Arbitration clauses are increasingly popular among employers and employees often sign them as a matter of course when they hired. Unfortunately, that can lead to complications down the line if you end up a victim of sexual harassment–your ability to file a civil lawsuit can be circumvented and even denied if the clause ends up being enforceable. Before you file a sexual harassment lawsuit, this is what you should consider.
Have you examined your employment agreement?
Contractual arbitration agreements require employees to take their dispute before an unbiased third party who acts as a judge in the situation, rather than sue in civil court or take the complaint to the Equal Employment Opportunity Commission (EEOC).
Usually, the agreement requires both employer and employee to accept the arbitrator's decision as binding. These are attractive clauses for employers for an obvious reason: it keeps employees from taking a potentially expensive claim to civil court.

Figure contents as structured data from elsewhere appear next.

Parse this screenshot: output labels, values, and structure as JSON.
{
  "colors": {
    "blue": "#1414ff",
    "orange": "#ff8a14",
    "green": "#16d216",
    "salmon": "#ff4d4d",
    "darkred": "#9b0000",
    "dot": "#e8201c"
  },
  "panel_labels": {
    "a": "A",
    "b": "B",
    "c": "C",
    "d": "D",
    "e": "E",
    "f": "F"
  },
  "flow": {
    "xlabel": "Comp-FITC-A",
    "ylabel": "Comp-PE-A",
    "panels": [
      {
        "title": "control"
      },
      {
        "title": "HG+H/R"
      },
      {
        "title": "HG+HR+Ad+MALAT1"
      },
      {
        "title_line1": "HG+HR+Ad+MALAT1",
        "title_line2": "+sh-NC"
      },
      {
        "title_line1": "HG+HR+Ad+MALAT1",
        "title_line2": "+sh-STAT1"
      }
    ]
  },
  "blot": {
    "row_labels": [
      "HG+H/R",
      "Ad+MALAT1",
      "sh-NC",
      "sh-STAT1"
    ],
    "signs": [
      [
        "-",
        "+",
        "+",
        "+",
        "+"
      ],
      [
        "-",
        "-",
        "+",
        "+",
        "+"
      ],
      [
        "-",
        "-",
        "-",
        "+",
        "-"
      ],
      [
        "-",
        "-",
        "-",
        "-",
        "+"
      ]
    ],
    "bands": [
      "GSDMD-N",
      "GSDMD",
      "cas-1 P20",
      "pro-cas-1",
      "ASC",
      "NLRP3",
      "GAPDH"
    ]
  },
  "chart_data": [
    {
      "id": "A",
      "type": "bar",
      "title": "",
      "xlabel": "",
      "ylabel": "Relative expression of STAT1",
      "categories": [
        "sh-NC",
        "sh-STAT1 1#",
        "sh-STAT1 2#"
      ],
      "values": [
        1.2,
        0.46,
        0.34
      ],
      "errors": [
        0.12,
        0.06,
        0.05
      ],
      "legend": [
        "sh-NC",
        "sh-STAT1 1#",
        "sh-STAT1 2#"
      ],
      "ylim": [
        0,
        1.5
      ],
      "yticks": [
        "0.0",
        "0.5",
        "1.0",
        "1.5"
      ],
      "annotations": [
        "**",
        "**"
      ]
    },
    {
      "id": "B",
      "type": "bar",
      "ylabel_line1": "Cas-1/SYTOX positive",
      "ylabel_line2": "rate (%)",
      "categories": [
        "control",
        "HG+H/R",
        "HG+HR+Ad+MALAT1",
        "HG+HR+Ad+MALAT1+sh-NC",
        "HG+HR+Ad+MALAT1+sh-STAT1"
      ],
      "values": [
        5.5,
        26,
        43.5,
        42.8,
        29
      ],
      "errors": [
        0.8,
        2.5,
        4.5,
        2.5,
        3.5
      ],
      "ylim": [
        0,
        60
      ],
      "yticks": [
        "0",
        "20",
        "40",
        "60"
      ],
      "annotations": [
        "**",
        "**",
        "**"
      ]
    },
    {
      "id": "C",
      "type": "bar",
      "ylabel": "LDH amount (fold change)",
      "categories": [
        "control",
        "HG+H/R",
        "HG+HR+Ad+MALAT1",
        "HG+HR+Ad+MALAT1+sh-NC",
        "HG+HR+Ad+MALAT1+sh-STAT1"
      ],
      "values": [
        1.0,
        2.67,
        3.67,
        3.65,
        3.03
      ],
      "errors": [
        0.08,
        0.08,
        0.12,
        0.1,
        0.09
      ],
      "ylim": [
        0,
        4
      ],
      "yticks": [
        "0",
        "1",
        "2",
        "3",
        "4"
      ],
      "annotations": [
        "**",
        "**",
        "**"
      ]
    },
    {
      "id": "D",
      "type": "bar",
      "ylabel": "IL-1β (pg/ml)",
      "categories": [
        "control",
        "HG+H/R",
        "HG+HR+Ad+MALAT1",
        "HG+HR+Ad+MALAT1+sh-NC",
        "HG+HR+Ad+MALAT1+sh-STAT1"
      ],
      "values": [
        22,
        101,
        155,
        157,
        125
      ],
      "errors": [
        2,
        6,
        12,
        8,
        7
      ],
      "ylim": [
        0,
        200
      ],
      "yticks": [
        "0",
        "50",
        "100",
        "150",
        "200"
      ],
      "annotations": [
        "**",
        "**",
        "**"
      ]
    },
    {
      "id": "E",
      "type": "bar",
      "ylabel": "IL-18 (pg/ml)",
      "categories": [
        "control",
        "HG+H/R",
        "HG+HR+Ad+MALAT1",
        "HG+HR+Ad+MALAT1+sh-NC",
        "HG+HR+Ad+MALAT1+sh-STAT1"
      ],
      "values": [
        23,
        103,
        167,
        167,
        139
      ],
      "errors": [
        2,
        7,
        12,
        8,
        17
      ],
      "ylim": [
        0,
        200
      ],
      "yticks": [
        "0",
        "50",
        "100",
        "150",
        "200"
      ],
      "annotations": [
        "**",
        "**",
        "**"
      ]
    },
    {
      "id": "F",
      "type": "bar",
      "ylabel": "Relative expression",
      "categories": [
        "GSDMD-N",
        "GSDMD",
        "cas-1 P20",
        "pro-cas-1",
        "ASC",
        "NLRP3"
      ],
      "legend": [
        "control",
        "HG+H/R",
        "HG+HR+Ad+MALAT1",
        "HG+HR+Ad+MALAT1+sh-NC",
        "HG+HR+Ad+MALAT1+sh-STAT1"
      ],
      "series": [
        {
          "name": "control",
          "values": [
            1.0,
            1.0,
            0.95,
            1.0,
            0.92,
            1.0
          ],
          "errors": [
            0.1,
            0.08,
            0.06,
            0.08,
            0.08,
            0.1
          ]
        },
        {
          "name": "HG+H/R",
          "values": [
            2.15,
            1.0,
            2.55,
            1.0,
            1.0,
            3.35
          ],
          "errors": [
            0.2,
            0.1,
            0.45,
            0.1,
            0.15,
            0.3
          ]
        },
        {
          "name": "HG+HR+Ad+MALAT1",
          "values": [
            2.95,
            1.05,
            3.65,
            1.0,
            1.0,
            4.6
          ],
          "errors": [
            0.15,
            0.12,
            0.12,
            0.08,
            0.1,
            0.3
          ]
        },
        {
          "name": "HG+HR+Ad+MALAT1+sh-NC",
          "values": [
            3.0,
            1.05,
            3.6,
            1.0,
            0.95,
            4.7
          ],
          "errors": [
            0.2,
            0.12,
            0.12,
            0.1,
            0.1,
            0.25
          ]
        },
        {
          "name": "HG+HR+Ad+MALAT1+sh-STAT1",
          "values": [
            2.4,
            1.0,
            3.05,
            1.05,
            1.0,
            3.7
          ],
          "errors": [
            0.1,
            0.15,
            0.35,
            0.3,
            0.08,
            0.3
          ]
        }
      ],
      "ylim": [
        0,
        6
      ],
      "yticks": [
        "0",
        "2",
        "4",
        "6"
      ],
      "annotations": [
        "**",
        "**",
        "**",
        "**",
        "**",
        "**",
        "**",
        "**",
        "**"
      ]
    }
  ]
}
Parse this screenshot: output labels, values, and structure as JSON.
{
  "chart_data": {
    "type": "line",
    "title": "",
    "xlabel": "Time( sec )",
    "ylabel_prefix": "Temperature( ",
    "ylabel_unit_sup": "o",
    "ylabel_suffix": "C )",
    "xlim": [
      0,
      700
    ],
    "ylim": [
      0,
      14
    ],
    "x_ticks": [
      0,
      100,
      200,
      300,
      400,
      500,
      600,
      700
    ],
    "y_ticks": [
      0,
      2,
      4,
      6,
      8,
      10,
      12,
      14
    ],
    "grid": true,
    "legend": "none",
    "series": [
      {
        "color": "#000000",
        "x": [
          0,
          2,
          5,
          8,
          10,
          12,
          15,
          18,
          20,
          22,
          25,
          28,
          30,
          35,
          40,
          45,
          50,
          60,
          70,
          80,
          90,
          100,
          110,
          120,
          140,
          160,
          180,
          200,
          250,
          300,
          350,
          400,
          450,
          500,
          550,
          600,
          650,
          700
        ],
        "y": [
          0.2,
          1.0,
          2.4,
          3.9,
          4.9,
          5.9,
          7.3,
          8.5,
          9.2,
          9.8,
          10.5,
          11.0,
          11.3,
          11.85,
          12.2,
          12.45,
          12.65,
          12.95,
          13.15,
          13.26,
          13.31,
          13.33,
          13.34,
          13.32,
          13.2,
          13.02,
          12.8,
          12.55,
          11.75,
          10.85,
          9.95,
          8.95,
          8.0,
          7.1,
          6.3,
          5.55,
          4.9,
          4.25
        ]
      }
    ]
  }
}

In addition, arbitration clauses can allow employers to keep allegations of sexual harassment out of the public eye, essentially keeping investors, customers, and other employees in the dark about such problems. For example, a major clothing retail company used arbitration clauses to keep sexual harassment problems in its upper echelon quiet for over a decade.
If you're considering a sexual harassment lawsuit, it's important to take any agreements that you signed either at the beginning of your employment (or even at any later time) to your sexual harrassment attorney so that he or she can review it to see if there's any arbitration clause that applies to the situation. He or she can also determine if the clause is actually enforceable.
Why might an arbitration clause be voidable?
A contract is generally unenforceable if it is particularly one-sided or overly broad and restrictive. For example, there is currently a lawsuit being pressed by the EEOC against a restaurant franchise over what may be an overly broad arbitration clause that prevents employees from communicating their complaints to the EEOC about sexual harassment on the job. The EEOC says that such policies are unlawful because it prevents the government from exercising any oversight.
There are other things that may also make a court conclude that an arbitration policy is unconscionable:
- The agreement was signed without compensation. For example, if the arbitration agreement was part of the initial employment contract, the compensation comes in the form of the job. However, if the arbitration agreement was signed later on, due to a change in company policy, there had to be some form of additional compensation given to the employee in exchange for his or her signature.
- The agreement was signed under duress. For example, the employee was intimidated into accepting the agreement, even if compensation was offered.
- The agreement was hidden. If the arbitration clause is hidden in the "fine print" of the employee contract and not clearly communicated to the employee, that could be considered unfair.
- There are unreasonably severe consequences to the employee for challenging the clause. For example, the clothing retailer previously mentioned tried to enforce a $1 million penalty for "disparagement" on employees who made a complaint of sexual harassment and lost the arbitration agreement.
In addition, arbitration clauses have to abide by the laws of the state in which they are formed. Never assume that you are bound to an arbitration clause in a case of sexual harassment without first discussing the situation with an attorney.